Sunday, January 27, 2008

Hear The Music

I am not a poet, but occasionally some lines will pop into my head, so I write them down. That happened now and then when I was working at the hospital, and one day I realized I was writing one for a patient, “Bob”

He was an elderly black man with a large, loving family and his illness dragged over a number of years, the last two keeping him almost completely bedridden. He had congestive heart failure, chronic obstructive pulmonary disease (COPD) and diabetes.

One of the great joys in Bob’s life, besides his family, was music. He sang in his church choir, and one daughter said he sang around the house all the time. She could remember having song fests when she was young, and they would sing all the popular songs as well as church songs.

During Bob’s hospital stays we would sing whenever he felt up to it, and often our singing would draw other folks in the room for a chorus or two, including nurses.
To hear Bob sing “Precious Lord” was a tremendous blessing.

One time when I brought the young man from Rehab Day Services to sing with Bob, he cried. I can still see the smile that lit up Bob’s face, despite the tears, and he said, “That boy sings like an angel.”

Bob's delight in music touched my heart in a special way, and I finally realized one day that the snatches of poetry in my journal had been inspired by him. And I knew this poem was for him.

Sing the song of life,
Take it,
Embrace it,
Carry it deep in your heart
Where the melody reaches out
And plays to the rhythm of your soul.

Dance the song of life.
Feel it,
Rejoice in it,
Let it carry your soul
To the far reaches of the heavens
Where God dwells.

When the song is ending,
Don't despair.
As the final note draws near,
Take it,
Embrace it,
Rejoice in it,
For the song never really dies.

Friday, January 18, 2008

Spirituality Doesn't Always Happen in Church

One of the things I learned in my years of training as a chaplain was the difference between spirituality and religion. Most of us tend to believe that the two are the same thing, but they are not. They can be intertwined, and are for many people, but others have a strong spirituality without ever setting foot in a church.

There are the people who find great peace and contentment while sitting on the bank of a river or lake with a fishing pole in hand. My friend, Mr. Charles, knew that he was nurturing his spirituality as much at the lake as he was at home reading his Bible.

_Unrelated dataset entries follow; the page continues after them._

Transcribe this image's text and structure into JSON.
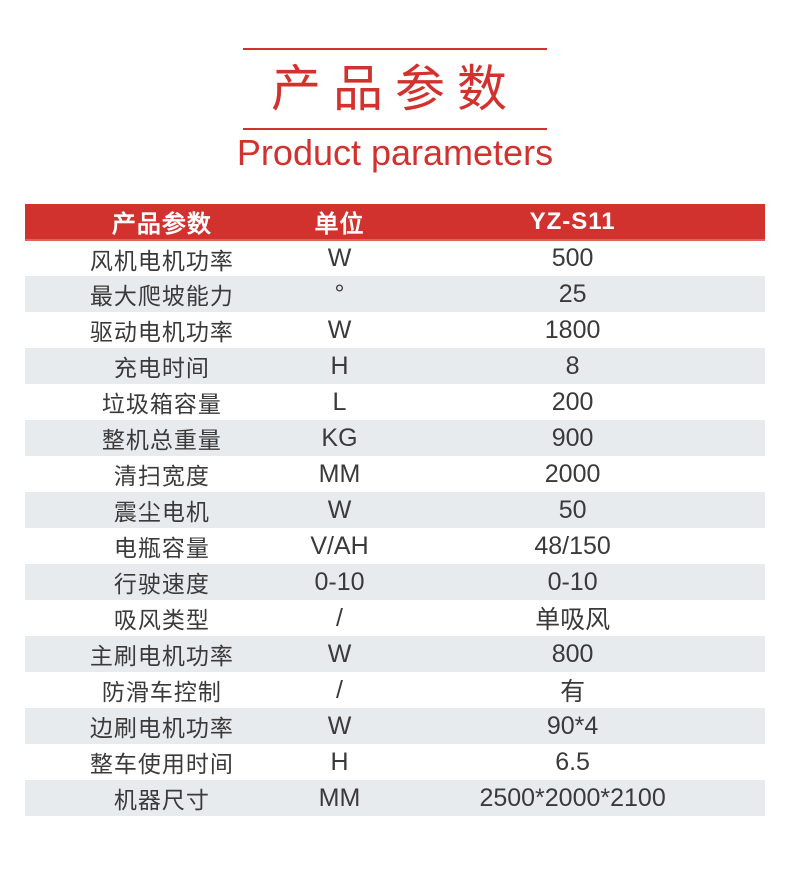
{
  "header": {
    "title_zh": "产品参数",
    "title_en": "Product parameters"
  },
  "colors": {
    "accent": "#d2322e",
    "header_underline": "#e0615d",
    "row_alt": "#e8ebee",
    "text": "#3a3a3a",
    "header_text": "#ffffff"
  },
  "table": {
    "columns": [
      "产品参数",
      "单位",
      "YZ-S11"
    ],
    "rows": [
      [
        "风机电机功率",
        "W",
        "500"
      ],
      [
        "最大爬坡能力",
        "°",
        "25"
      ],
      [
        "驱动电机功率",
        "W",
        "1800"
      ],
      [
        "充电时间",
        "H",
        "8"
      ],
      [
        "垃圾箱容量",
        "L",
        "200"
      ],
      [
        "整机总重量",
        "KG",
        "900"
      ],
      [
        "清扫宽度",
        "MM",
        "2000"
      ],
      [
        "震尘电机",
        "W",
        "50"
      ],
      [
        "电瓶容量",
        "V/AH",
        "48/150"
      ],
      [
        "行驶速度",
        "0-10",
        "0-10"
      ],
      [
        "吸风类型",
        "/",
        "单吸风"
      ],
      [
        "主刷电机功率",
        "W",
        "800"
      ],
      [
        "防滑车控制",
        "/",
        "有"
      ],
      [
        "边刷电机功率",
        "W",
        "90*4"
      ],
      [
        "整车使用时间",
        "H",
        "6.5"
      ],
      [
        "机器尺寸",
        "MM",
        "2500*2000*2100"
      ]
    ]
  }
}
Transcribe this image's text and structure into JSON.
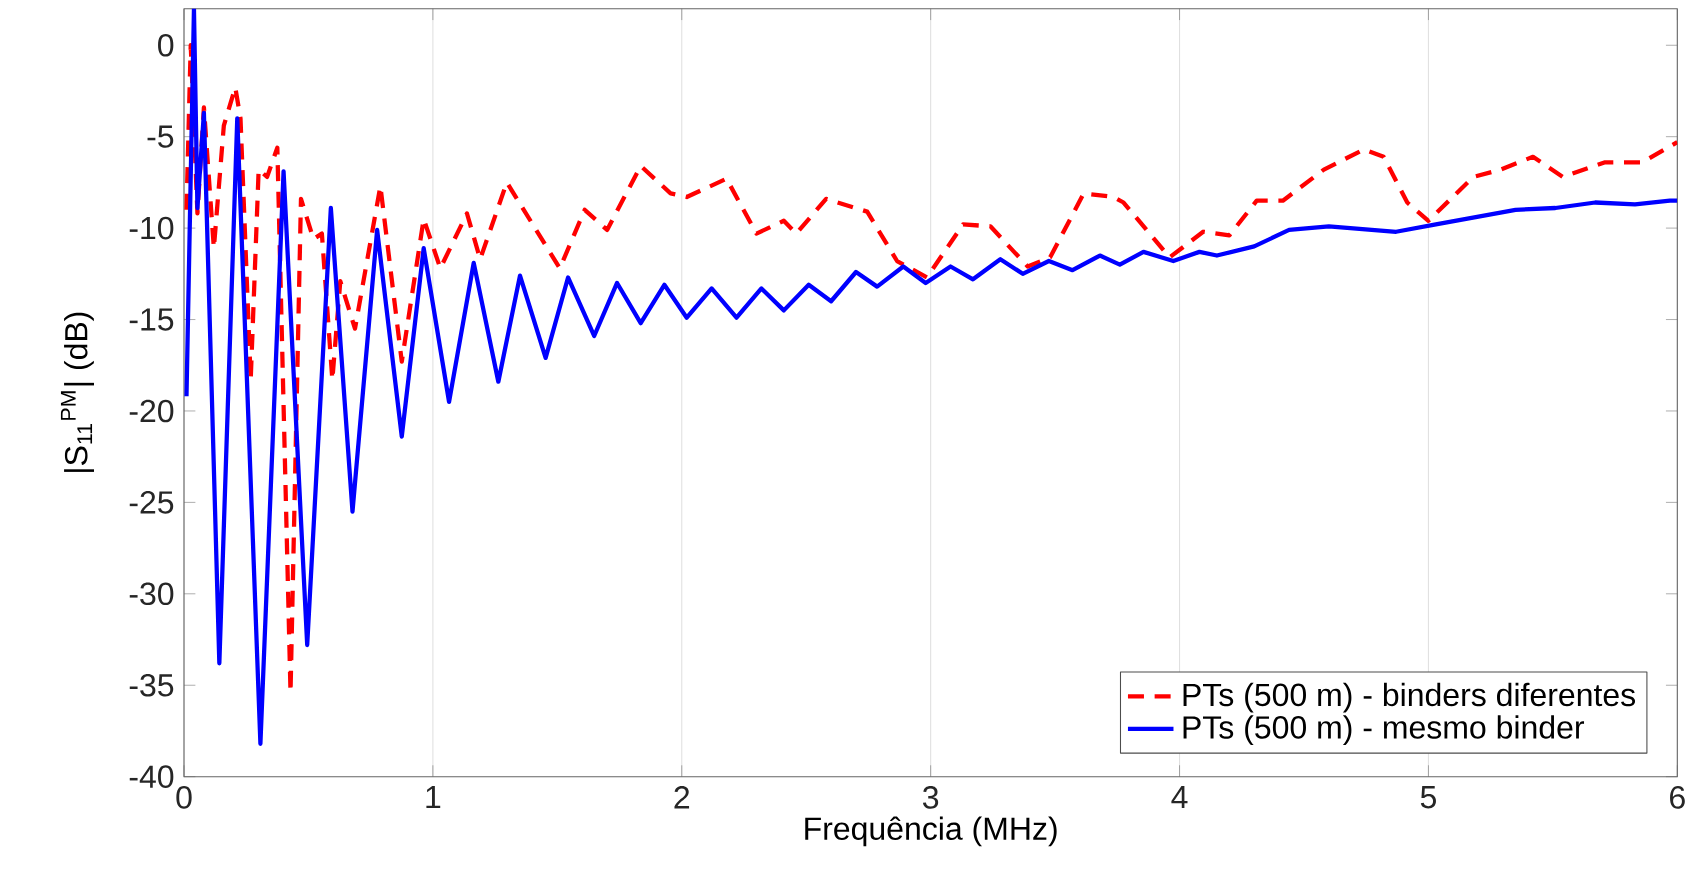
{
  "chart_data": {
    "type": "line",
    "xlabel": "Frequência (MHz)",
    "ylabel": "|S$_{11}$$^{PM}$| (dB)",
    "xlim": [
      0,
      6
    ],
    "ylim": [
      -40,
      2
    ],
    "xticks": [
      0,
      1,
      2,
      3,
      4,
      5,
      6
    ],
    "yticks": [
      -40,
      -35,
      -30,
      -25,
      -20,
      -15,
      -10,
      -5,
      0
    ],
    "grid": "x",
    "legend": "bottom right",
    "series": [
      {
        "name": "PTs (500 m) - binders diferentes",
        "color": "#ff0000",
        "line_style": "dashed",
        "x": [
          0.01,
          0.027,
          0.054,
          0.08,
          0.12,
          0.16,
          0.206,
          0.227,
          0.268,
          0.3,
          0.334,
          0.375,
          0.428,
          0.47,
          0.52,
          0.554,
          0.596,
          0.628,
          0.687,
          0.789,
          0.875,
          0.963,
          1.03,
          1.137,
          1.19,
          1.297,
          1.51,
          1.61,
          1.7,
          1.835,
          1.955,
          2.02,
          2.18,
          2.3,
          2.41,
          2.46,
          2.58,
          2.745,
          2.865,
          2.985,
          3.13,
          3.24,
          3.39,
          3.48,
          3.615,
          3.735,
          3.775,
          3.96,
          4.095,
          4.2,
          4.31,
          4.415,
          4.58,
          4.74,
          4.82,
          4.915,
          5.0,
          5.18,
          5.29,
          5.42,
          5.54,
          5.71,
          5.86,
          6.0
        ],
        "values": [
          -9,
          0,
          -9.2,
          -3.4,
          -11.1,
          -4.4,
          -2.3,
          -4.0,
          -18.3,
          -6.8,
          -7.2,
          -5.6,
          -35.4,
          -8.4,
          -10.6,
          -10.3,
          -18.3,
          -12.9,
          -15.5,
          -7.7,
          -17.3,
          -9.5,
          -12.2,
          -9.2,
          -11.7,
          -7.5,
          -12.2,
          -9.0,
          -10.1,
          -6.6,
          -8.1,
          -8.3,
          -7.3,
          -10.3,
          -9.6,
          -10.3,
          -8.4,
          -9.1,
          -11.8,
          -12.7,
          -9.8,
          -9.9,
          -12.1,
          -11.6,
          -8.1,
          -8.3,
          -8.6,
          -11.6,
          -10.2,
          -10.4,
          -8.5,
          -8.5,
          -6.8,
          -5.7,
          -6.1,
          -8.6,
          -9.6,
          -7.2,
          -6.8,
          -6.1,
          -7.2,
          -6.4,
          -6.4,
          -5.3
        ]
      },
      {
        "name": "PTs (500 m) - mesmo binder",
        "color": "#0000ff",
        "line_style": "solid",
        "x": [
          0.01,
          0.04,
          0.054,
          0.08,
          0.142,
          0.214,
          0.307,
          0.4,
          0.495,
          0.59,
          0.677,
          0.776,
          0.875,
          0.963,
          1.065,
          1.164,
          1.263,
          1.35,
          1.453,
          1.543,
          1.648,
          1.74,
          1.835,
          1.93,
          2.02,
          2.12,
          2.22,
          2.32,
          2.41,
          2.51,
          2.6,
          2.7,
          2.785,
          2.89,
          2.98,
          3.08,
          3.17,
          3.28,
          3.37,
          3.475,
          3.57,
          3.68,
          3.76,
          3.855,
          3.975,
          4.08,
          4.15,
          4.3,
          4.44,
          4.6,
          4.87,
          5.03,
          5.19,
          5.35,
          5.51,
          5.67,
          5.83,
          5.97,
          6.0
        ],
        "values": [
          -19.2,
          2,
          -8.9,
          -3.7,
          -33.8,
          -4.0,
          -38.2,
          -6.9,
          -32.8,
          -8.9,
          -25.5,
          -10.1,
          -21.4,
          -11.1,
          -19.5,
          -11.9,
          -18.4,
          -12.6,
          -17.1,
          -12.7,
          -15.9,
          -13.0,
          -15.2,
          -13.1,
          -14.9,
          -13.3,
          -14.9,
          -13.3,
          -14.5,
          -13.1,
          -14.0,
          -12.4,
          -13.2,
          -12.1,
          -13.0,
          -12.1,
          -12.8,
          -11.7,
          -12.5,
          -11.8,
          -12.3,
          -11.5,
          -12.0,
          -11.3,
          -11.8,
          -11.3,
          -11.5,
          -11.0,
          -10.1,
          -9.9,
          -10.2,
          -9.8,
          -9.4,
          -9.0,
          -8.9,
          -8.6,
          -8.7,
          -8.5,
          -8.5
        ]
      }
    ]
  }
}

There are the farmers who work the land and can say that they never feel closer to God than when they are out at the break of dawn to see a spectacular sunrise. I can attest to that. Not that I’m such a great farmer, but every morning when I go outside I am overcome with awe and wonder at the beauty created for our enjoyment.

We humans have something that separates us from the rest of the animals. Some people think of it as a soul, others refer to it as a “spirit center.” Whatever we do in our lives that make us feel whole and worthwhile is somehow connected to that spirit center. And this need to feel whole and worthwhile is as vital to our well-being as food and water and the air we breathe.

In my years of working at the hospital, I met many people who found religious practice to be the best way to feed their spirits, but I also met a number of folks who were relieved to find out that God would not strike them down for not going to church. I did, however, encourage them to nurture their spirituality in some way, whether it be through music, art, nature, or relationships with people. And to recognize that through that they were connecting with some power outside themselves, whether they called it God or not.

Friday, January 4, 2008

No Regrets

As I was clearing brush from my back pasture today, I reflected on how I almost didn’t follow my dream of having acreage and playing farmer.

When my husband and I were preparing to move back to Texas after our stint in Nebraska, we knew it would probably be our last move and we wanted to make sure it would be a home that we would be happy in the rest of our lives. For my husband, that didn’t mean much beyond a large master bedroom and a walk-in shower. Other than that, he didn’t care.

On the other hand, I cared a lot. I wanted a house with a large, country kitchen, some character, and a nice room for my office. And in my heart of hearts, I wanted to live in the country and have a few acres where I might be able to have a horse. But I wasn’t even sure if I should attempt to have that because my husband’s health is not good and I thought we should settle for a nice house in a small town.

When I told one of the chaplains I worked with what I was considering versus what I really wanted, she asked me why I was settling. She reminded me what regrets do to us, especially as we near the end of life, and asked if that is really what I wanted to do to myself. So what if I only got to live my dream for a few years before circumstances forced us to move again? At least I would have the dream for a little while and would not end up on my death bed playing "what if."

Buoyed with her advice, I told my husband that I was going to look at acreage the next time we went house-hunting in Texas. I thought he might object, but bless his heart, he didn’t. Of course, he had picked all the homes we’d lived in previously and had told me this pick was mine, so he really couldn't object.

We found our perfect house, well, maybe not perfect, but close to it, and have close to five acres. We also have a horse, two goats, two dogs, and three cats. Sometimes more cats depending on strays that wander down for a snack.

So this afternoon as I worked and marveled at the peace and beauty of our little place, I thanked God for the wisdom of my friend, for the graciousness of my husband, and for the blessings of “Grandma’s Ranch.”

And if death comes knocking soon, I will have no regrets.